Saturday Morning
Saturday morning, 8:20, sitting on a train into New York City. It snowed last night and the ground around our house is covered with melting festive joy. Sitting at home is my email box. Last night, when I went to bed, it had over 500 unread emails. I don’t even know how many it has now.
The email box started filling up while I was in Washington for a workshop on changing media for a better world. It was a wonderful experience and I’ve written a little bit about that here, and here.
The workshop fit very well with some of my recent thinking and activities around ’Investigative Blogging’. Investigative Blogging is probably a misnomer. It was one of the first names we came up with during our brainstorming, and we are still trying to nail down exactly what it is we are trying to do and what we should name it. The bottom line is that we want to find ways to help news flow more easily. Investigative reporters need to find sources and funding for their research. Can bloggers help with this? They may even need alternative outlets for their stories in some cases. Can bloggers help there? Are there other ways people in the traditional media and the new media work together to achieve a higher level of journalistic integrity and excellence? That is what ‘Investigative Blogging’ is all about. If you have ideas about this, please let me know.
At the workshop, I met people interested in a ‘Good Apple News Service’. This might fit nicely with the ‘Virtual Newsroom’ idea that we have talked about with ‘Investigative Blogging’. I heard people talk about OhMyNews and I’ve wondered if we could set up something similar here, perhaps tying together the ‘Good Apple News Service’ with the ‘Virtual Newsroom’. I heard people talk about community news (Hyper Local Civic Journalism or something like that), where small communities could set up their own online news.
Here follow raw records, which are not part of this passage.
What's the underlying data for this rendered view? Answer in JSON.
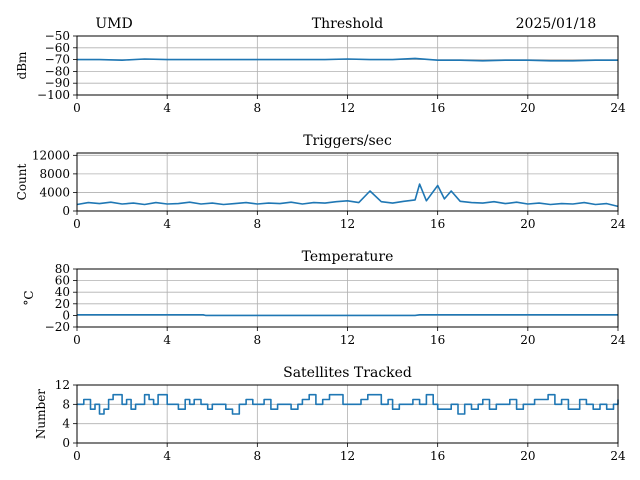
{
  "header": {
    "station": "UMD",
    "date": "2025/01/18"
  },
  "colors": {
    "line": "#1f77b4",
    "grid": "#b0b0b0",
    "axis": "#000000"
  },
  "chart_data": [
    {
      "type": "line",
      "title": "Threshold",
      "ylabel": "dBm",
      "xlim": [
        0,
        24
      ],
      "ylim": [
        -100,
        -50
      ],
      "xticks": [
        "0",
        "4",
        "8",
        "12",
        "16",
        "20",
        "24"
      ],
      "yticks": [
        "−50",
        "−60",
        "−70",
        "−80",
        "−90",
        "−100"
      ],
      "grid": true,
      "series": [
        {
          "x": [
            0,
            1,
            2,
            3,
            4,
            5,
            6,
            7,
            8,
            9,
            10,
            11,
            12,
            13,
            14,
            15,
            16,
            17,
            18,
            19,
            20,
            21,
            22,
            23,
            24
          ],
          "y": [
            -70,
            -70,
            -70.5,
            -69.5,
            -70,
            -70,
            -70,
            -70,
            -70,
            -70,
            -70,
            -70,
            -69.5,
            -70,
            -70,
            -69,
            -70.5,
            -70.5,
            -71,
            -70.5,
            -70.5,
            -71,
            -71,
            -70.5,
            -70.5
          ]
        }
      ]
    },
    {
      "type": "line",
      "title": "Triggers/sec",
      "ylabel": "Count",
      "xlim": [
        0,
        24
      ],
      "ylim": [
        0,
        12500
      ],
      "xticks": [
        "0",
        "4",
        "8",
        "12",
        "16",
        "20",
        "24"
      ],
      "yticks": [
        "12000",
        "8000",
        "4000",
        "0"
      ],
      "grid": true,
      "series": [
        {
          "x": [
            0,
            0.5,
            1,
            1.5,
            2,
            2.5,
            3,
            3.5,
            4,
            4.5,
            5,
            5.5,
            6,
            6.5,
            7,
            7.5,
            8,
            8.5,
            9,
            9.5,
            10,
            10.5,
            11,
            11.5,
            12,
            12.5,
            13,
            13.5,
            14,
            14.5,
            15,
            15.2,
            15.5,
            16,
            16.3,
            16.6,
            17,
            17.5,
            18,
            18.5,
            19,
            19.5,
            20,
            20.5,
            21,
            21.5,
            22,
            22.5,
            23,
            23.5,
            24
          ],
          "y": [
            1400,
            1800,
            1600,
            1900,
            1500,
            1700,
            1400,
            1800,
            1500,
            1600,
            1900,
            1500,
            1700,
            1400,
            1600,
            1800,
            1500,
            1700,
            1600,
            1900,
            1500,
            1800,
            1700,
            2000,
            2200,
            1800,
            4300,
            2000,
            1700,
            2100,
            2400,
            5800,
            2200,
            5500,
            2600,
            4300,
            2100,
            1800,
            1700,
            2000,
            1600,
            1900,
            1500,
            1700,
            1400,
            1600,
            1500,
            1800,
            1400,
            1600,
            1000
          ]
        }
      ]
    },
    {
      "type": "line",
      "title": "Temperature",
      "ylabel": "°C",
      "xlim": [
        0,
        24
      ],
      "ylim": [
        -20,
        80
      ],
      "xticks": [
        "0",
        "4",
        "8",
        "12",
        "16",
        "20",
        "24"
      ],
      "yticks": [
        "80",
        "60",
        "40",
        "20",
        "0",
        "−20"
      ],
      "grid": true,
      "series": [
        {
          "x": [
            0,
            2,
            4,
            5.6,
            5.7,
            8,
            12,
            15,
            15.2,
            18,
            20,
            24
          ],
          "y": [
            1,
            1,
            1,
            1,
            0,
            0,
            0,
            0,
            1,
            1,
            1,
            1
          ]
        }
      ]
    },
    {
      "type": "line",
      "title": "Satellites Tracked",
      "ylabel": "Number",
      "xlim": [
        0,
        24
      ],
      "ylim": [
        0,
        12
      ],
      "xticks": [
        "0",
        "4",
        "8",
        "12",
        "16",
        "20",
        "24"
      ],
      "yticks": [
        "12",
        "8",
        "4",
        "0"
      ],
      "grid": true,
      "series": [
        {
          "x": [
            0,
            0.3,
            0.6,
            0.8,
            1,
            1.2,
            1.4,
            1.6,
            1.8,
            2,
            2.2,
            2.4,
            2.6,
            2.8,
            3,
            3.2,
            3.4,
            3.6,
            3.8,
            4,
            4.2,
            4.5,
            4.8,
            5,
            5.2,
            5.5,
            5.8,
            6,
            6.3,
            6.6,
            6.9,
            7.2,
            7.5,
            7.8,
            8,
            8.3,
            8.6,
            8.9,
            9.2,
            9.5,
            9.8,
            10,
            10.3,
            10.6,
            10.9,
            11.2,
            11.5,
            11.8,
            12,
            12.3,
            12.6,
            12.9,
            13.2,
            13.5,
            13.8,
            14,
            14.3,
            14.6,
            14.9,
            15.2,
            15.5,
            15.8,
            16,
            16.3,
            16.6,
            16.9,
            17.2,
            17.5,
            17.8,
            18,
            18.3,
            18.6,
            18.9,
            19.2,
            19.5,
            19.8,
            20,
            20.3,
            20.6,
            20.9,
            21.2,
            21.5,
            21.8,
            22,
            22.3,
            22.6,
            22.9,
            23.2,
            23.5,
            23.8,
            24
          ],
          "y": [
            8,
            9,
            7,
            8,
            6,
            7,
            9,
            10,
            10,
            8,
            9,
            7,
            8,
            8,
            10,
            9,
            8,
            10,
            10,
            8,
            8,
            7,
            9,
            8,
            9,
            8,
            7,
            8,
            8,
            7,
            6,
            8,
            9,
            8,
            8,
            9,
            7,
            8,
            8,
            7,
            8,
            9,
            10,
            8,
            9,
            10,
            10,
            8,
            8,
            8,
            9,
            10,
            10,
            8,
            9,
            7,
            8,
            8,
            9,
            8,
            10,
            8,
            7,
            7,
            8,
            6,
            8,
            7,
            8,
            9,
            7,
            8,
            8,
            9,
            7,
            8,
            8,
            9,
            9,
            10,
            8,
            9,
            7,
            7,
            9,
            8,
            7,
            8,
            7,
            8,
            9
          ]
        }
      ]
    }
  ]
}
Could this be another leg of some great CivicNews?
The workshop I’m going to today is a gathering of technology oriented people interested in debriefing from the 2004 election. People from CivicSpace will be there. My involvement with CivicSpace led me to tag my current thinking CivicNews. It could be a great CivicSpace site.
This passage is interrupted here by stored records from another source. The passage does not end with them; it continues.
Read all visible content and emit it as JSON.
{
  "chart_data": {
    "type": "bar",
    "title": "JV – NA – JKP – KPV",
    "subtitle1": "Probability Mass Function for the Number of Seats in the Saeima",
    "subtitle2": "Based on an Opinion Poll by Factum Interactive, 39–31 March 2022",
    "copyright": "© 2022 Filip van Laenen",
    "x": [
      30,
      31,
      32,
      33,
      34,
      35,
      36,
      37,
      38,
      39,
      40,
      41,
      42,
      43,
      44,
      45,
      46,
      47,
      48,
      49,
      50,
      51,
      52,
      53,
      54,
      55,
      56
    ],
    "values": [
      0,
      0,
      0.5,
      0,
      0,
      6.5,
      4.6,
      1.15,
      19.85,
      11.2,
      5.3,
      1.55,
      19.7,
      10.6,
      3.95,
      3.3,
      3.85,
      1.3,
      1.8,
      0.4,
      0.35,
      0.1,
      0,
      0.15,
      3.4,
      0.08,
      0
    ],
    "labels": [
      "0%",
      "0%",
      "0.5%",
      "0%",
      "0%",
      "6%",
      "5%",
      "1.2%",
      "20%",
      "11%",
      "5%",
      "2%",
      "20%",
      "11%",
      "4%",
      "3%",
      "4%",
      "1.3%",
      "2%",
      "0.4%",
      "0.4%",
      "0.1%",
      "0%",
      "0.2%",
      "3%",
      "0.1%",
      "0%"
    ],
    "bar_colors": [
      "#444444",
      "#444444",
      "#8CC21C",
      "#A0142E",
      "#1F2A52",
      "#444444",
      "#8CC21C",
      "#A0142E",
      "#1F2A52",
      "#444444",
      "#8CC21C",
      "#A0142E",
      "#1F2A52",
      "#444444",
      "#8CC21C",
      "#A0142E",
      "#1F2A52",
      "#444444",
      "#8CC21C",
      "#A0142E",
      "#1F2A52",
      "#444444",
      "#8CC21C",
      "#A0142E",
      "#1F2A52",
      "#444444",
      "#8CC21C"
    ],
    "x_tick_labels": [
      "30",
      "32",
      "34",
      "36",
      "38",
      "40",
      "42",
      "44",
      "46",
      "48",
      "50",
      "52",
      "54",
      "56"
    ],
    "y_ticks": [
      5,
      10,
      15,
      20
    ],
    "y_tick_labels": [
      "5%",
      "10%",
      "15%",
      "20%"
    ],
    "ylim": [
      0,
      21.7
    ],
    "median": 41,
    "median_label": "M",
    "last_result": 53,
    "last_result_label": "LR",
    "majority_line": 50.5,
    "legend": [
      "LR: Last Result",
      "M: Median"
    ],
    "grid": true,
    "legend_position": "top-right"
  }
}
CivicSpace grew out of DeanSpace, and is interested in taking the online community building tools from the political sphere to a wider purpose. On the way home from Washington, I joined in a conference call with a bunch of friends who are working on a book initially called Extreme Democracy. I wrote about my experiences with DeanSpace for that book. As things have changed, the idea of the book is evolving, and a suggestion I have received is to change my chapter to ‘It Came for DeanSpace’. I think this is a marvelous idea, and look forward to writing more about it.
Another CivicSpace project that is taking up a lot of my time right now is http://platform.smartcampaigns.com This is a site I set up in the summer to help grassroots activists become more involved in the drafting and ratification of the 2004 Democratic National Platform. It listed an early draft of the platform, and provided information on contacting platform committee members and delegates.
One set of delegates are those super-delegates that are members of the Democratic National Committee. There are 440 such committee members. They will decide who the next DNC Chair will be. Unfortunately, it is hard to find good contact information for them.
There is a lot of interest by various people in getting Howard Dean to be the next Chair of the DNC. To help with this, I have revived http://platform.smartcampaigns.com so that people can more easily share contact information about the Democratic National Committee members. Before getting on the train back from Washington, I joined in a conference call with people from the Progressive Democrats of America. They are interested in helping with this and we are bulding a good database. I have been cross checking this with some other efforts and this is sucking up a lot of my time as well.
Hopefully we can get people interested in the Howard Dean campaign to become more involved in the Democratic Party and get the Democratic Party to be more inclusive and transparent.
I am now sitting at the Tank, getting ready for ‘The Morning After’ symposium. So, I should probably finish this post. More later.
Investigative blogging
Submitted by Anonymous on Thu, 11/18/2004 - 16:55. span>This is whacked out. I sat Tuesday evening with a fellow blogger - whom I have exchanged a few emails and yet had never met - and we were discussing some of the very things you've outlined here. He is new to blogging, and I'm a tech challenged idiot non-savant - so ideas and themes fermenting and rising independently need to be addressed here. Since you have a full email box and I'm really baffled by the layout of things here where does the email go and where does my info go? Cheers. Mine you can find at Pollards in the comments section.